Wednesday, December 21, 2011

Death of a dictator

Over the recent past we have seen the removal of many vicious Arab dictators, Saddam Hussein of Iraq, Hosni Mubarak of Egypt. Zine-Abidine Ben Ali of Tunisia, Muammar Qaddafi of Libya and Abdullah Saleh of Yemen. Now the King of North Korea has died, Kim Jong-il, who inherited the position from his father. Permit me to express my pleasure at this event. Unfortunately, he had announced his successor, his third son Kim Jong-un, and so the monarchy will continue. It seems unlikely that his starved and servile people could do anything against the Stalinist regime that controls them, unlike the uprisings in the Arab countries and elsewhere.

It was announced that Kim Jong-il had died of a heart attack on a train ride, but like anything else from that closed, secretive country, it may not be true. This was announced three days after the event, so anything could have happened. He could have been shot by a dissident, one of millions who have suffered under his regime, or it could be that his successor or the military connived in removing him. He was unpredictable and corrupt. His regime has become like that of the pre-revolutionary Romanovs in Czarist Russia, living in opulence and adoration while the people starved. What is the point of it all if the cycle returns to the status quo ante? If only all such dictators could be removed, in N. Korea, China and Iran.

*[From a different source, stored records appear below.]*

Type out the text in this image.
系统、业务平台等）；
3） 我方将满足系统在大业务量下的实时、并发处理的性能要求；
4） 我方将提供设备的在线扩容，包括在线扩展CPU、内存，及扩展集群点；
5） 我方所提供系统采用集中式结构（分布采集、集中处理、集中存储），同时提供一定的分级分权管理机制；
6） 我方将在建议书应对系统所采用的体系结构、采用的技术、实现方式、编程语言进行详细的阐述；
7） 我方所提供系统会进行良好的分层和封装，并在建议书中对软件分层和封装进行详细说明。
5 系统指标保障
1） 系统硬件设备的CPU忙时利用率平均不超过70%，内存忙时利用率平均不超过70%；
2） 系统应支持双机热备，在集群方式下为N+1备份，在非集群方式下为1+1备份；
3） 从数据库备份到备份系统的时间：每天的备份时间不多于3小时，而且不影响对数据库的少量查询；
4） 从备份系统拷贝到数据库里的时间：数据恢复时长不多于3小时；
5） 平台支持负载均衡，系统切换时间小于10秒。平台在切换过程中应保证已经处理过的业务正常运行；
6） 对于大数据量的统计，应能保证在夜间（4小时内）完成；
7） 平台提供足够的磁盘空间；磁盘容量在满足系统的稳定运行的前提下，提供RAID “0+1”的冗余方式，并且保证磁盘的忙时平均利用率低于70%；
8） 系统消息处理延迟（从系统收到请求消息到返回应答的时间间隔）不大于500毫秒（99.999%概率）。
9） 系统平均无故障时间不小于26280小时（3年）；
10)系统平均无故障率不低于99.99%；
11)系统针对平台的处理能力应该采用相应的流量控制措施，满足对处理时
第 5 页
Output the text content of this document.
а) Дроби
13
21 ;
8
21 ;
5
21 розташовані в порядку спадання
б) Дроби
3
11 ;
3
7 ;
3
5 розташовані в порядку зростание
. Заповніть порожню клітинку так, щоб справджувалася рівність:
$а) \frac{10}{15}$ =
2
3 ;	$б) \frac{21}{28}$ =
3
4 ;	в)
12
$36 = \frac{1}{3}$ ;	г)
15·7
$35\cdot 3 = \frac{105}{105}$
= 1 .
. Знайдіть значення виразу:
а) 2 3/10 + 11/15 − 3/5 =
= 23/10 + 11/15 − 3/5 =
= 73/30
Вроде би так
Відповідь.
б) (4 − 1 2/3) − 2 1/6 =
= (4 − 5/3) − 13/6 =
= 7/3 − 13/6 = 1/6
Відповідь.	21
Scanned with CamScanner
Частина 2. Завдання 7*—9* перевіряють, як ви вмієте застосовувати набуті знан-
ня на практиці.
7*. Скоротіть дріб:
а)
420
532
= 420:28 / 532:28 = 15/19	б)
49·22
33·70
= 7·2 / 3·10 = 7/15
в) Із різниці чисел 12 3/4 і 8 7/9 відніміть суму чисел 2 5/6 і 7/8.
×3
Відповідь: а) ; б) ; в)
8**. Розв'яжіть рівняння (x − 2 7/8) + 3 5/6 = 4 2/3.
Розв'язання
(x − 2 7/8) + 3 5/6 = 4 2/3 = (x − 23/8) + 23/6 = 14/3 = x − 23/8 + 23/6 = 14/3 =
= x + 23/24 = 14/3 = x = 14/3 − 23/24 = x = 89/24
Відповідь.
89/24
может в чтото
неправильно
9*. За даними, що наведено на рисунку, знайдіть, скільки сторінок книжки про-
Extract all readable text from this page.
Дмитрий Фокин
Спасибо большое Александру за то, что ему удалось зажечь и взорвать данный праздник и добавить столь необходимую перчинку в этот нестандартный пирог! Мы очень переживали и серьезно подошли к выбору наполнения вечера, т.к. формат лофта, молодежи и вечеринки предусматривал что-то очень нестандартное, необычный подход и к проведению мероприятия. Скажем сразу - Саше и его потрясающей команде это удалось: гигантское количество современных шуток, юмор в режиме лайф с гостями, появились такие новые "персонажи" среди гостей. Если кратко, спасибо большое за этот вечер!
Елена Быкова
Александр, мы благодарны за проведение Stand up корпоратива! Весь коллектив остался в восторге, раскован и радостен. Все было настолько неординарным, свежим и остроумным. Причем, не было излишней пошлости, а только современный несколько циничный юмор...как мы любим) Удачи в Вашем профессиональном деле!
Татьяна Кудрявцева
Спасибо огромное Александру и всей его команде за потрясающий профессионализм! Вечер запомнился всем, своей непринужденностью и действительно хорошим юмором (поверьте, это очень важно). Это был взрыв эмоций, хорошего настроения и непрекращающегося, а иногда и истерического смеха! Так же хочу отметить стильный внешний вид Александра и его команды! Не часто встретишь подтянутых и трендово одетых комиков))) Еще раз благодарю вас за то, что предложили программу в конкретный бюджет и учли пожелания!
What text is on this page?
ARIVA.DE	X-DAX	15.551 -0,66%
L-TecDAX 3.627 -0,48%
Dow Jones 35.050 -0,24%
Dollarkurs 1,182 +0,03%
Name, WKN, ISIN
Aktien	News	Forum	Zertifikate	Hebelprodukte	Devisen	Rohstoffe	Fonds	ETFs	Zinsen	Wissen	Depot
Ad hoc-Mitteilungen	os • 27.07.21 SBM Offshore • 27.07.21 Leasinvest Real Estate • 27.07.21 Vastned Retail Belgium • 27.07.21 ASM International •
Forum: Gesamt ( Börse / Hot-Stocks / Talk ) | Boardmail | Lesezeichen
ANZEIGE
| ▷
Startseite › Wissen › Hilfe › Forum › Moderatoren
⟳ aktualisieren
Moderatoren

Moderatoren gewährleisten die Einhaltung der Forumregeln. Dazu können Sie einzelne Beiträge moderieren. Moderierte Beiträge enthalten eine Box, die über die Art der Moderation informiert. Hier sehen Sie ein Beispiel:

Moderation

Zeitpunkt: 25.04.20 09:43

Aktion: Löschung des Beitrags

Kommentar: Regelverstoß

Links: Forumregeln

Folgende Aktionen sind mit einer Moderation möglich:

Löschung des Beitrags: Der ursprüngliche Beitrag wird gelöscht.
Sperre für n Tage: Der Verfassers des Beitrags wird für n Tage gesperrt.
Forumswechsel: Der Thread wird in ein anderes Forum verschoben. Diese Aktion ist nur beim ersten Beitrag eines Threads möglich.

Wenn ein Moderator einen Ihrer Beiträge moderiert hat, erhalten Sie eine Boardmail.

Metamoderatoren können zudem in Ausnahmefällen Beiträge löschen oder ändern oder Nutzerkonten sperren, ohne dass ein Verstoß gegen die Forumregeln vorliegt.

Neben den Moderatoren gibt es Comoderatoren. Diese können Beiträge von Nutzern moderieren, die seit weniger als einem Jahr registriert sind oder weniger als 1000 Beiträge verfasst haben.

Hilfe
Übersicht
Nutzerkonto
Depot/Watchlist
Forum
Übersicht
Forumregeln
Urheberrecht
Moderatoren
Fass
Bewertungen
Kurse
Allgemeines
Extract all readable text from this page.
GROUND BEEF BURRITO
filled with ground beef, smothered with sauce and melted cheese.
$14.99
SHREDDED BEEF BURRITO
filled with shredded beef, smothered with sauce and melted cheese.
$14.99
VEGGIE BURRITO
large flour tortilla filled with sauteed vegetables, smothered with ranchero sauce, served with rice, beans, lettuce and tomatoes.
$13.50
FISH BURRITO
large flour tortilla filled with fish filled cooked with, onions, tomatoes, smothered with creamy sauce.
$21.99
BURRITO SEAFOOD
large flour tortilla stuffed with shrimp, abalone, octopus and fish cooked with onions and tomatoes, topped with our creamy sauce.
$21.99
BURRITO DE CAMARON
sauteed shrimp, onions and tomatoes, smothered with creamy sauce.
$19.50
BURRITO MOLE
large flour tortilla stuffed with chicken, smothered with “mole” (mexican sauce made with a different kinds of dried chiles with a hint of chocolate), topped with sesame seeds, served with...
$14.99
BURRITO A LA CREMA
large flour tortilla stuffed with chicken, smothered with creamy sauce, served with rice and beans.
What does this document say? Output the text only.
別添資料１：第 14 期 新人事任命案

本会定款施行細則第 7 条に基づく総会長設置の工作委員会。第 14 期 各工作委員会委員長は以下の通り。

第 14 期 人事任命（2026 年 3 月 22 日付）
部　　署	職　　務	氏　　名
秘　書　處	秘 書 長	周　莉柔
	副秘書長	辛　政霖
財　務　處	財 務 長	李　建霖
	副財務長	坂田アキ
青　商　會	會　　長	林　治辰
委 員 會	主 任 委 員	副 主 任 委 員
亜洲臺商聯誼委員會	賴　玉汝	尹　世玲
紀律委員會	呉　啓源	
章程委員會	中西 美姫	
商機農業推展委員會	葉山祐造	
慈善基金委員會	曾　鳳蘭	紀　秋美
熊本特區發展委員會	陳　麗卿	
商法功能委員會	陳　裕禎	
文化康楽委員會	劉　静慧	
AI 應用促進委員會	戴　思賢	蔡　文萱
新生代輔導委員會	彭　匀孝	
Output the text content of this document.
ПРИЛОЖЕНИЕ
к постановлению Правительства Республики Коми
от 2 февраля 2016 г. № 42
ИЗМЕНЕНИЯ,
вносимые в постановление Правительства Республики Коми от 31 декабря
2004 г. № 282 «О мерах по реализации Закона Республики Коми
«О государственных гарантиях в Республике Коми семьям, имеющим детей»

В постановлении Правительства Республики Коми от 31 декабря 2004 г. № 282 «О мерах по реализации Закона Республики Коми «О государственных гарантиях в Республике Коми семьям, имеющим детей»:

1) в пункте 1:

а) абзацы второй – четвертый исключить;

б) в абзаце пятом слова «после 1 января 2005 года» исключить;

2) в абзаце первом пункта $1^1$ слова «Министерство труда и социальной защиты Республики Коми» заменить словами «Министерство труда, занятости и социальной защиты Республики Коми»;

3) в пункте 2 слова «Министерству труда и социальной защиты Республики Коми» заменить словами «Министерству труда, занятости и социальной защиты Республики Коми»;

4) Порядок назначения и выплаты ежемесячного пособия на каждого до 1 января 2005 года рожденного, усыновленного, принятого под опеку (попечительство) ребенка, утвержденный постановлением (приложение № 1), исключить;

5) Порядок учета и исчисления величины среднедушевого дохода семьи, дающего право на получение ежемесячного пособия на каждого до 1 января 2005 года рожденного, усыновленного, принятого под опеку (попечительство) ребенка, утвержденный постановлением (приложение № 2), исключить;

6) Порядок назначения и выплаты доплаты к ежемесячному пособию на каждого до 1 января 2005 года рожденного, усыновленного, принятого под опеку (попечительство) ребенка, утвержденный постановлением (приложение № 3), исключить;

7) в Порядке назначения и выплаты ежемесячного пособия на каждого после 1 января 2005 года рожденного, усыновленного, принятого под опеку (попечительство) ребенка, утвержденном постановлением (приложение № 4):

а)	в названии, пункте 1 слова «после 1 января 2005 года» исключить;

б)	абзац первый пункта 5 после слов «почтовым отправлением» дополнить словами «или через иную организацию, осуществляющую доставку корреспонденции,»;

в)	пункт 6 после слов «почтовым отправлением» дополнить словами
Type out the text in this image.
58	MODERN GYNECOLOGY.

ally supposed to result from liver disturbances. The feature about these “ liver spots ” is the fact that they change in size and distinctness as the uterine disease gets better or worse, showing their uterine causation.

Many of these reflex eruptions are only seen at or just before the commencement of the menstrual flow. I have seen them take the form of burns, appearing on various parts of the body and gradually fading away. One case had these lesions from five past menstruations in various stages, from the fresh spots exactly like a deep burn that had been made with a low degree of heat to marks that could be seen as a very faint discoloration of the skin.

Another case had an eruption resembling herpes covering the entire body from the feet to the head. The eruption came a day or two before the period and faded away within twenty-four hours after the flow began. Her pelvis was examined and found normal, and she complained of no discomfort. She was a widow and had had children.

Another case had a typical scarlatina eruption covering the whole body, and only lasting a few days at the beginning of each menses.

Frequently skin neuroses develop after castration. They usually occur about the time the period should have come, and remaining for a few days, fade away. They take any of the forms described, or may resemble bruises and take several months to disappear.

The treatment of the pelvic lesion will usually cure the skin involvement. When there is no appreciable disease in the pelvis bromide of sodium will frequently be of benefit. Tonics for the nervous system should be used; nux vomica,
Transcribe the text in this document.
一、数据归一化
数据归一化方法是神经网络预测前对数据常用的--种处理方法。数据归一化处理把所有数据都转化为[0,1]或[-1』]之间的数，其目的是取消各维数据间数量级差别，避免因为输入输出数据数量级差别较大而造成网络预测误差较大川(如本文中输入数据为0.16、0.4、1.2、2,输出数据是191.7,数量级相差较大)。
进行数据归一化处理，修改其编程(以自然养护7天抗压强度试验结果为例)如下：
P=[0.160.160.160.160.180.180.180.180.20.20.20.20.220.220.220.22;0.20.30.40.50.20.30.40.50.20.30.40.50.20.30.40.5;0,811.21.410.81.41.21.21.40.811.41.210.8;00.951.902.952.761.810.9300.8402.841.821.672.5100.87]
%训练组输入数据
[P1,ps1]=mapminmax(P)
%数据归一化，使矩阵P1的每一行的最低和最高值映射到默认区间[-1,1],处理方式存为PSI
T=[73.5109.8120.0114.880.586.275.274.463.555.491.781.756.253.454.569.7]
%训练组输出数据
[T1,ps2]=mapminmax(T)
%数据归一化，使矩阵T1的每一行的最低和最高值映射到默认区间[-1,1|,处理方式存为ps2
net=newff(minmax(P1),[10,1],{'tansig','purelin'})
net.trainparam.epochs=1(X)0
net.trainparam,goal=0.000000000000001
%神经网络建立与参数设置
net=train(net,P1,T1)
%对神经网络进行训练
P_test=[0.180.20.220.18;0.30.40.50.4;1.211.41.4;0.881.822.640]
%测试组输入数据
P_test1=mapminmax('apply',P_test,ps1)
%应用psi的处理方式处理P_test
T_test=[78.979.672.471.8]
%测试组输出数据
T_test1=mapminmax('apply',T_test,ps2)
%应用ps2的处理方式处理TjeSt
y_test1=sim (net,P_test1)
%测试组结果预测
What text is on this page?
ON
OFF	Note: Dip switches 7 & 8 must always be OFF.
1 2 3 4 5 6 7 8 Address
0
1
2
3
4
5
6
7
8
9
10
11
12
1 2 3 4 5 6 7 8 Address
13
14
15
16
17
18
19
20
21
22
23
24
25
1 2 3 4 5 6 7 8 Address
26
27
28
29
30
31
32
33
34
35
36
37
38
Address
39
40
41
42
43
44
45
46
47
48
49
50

But, once again we are left with the problem of who will replace them. Democracy is not a single election, nor a general desire for freedom from dictatorial control. It must grow over time, with the development of organizational frameworks, with transparency and minority rights. While the number of countries which are nominally democracies are increasing, who would have believed that Iraq and Egypt would be democracies, their long-term adherence to what for them is a strange and cumbersome system, cannot be assured. In his watershed book, "The End of History" Francis Fukuyama pointed out that democracies do not go to war against each other, simply put the people in a democracy do not choose to fight wars. Given that principle it is of immense importance to Israel and the world that what is a very fragile flegling democratic movement in the Arab world be successful. Only time will tell. But, the people of N. Korea will have a longer wait for this outcome.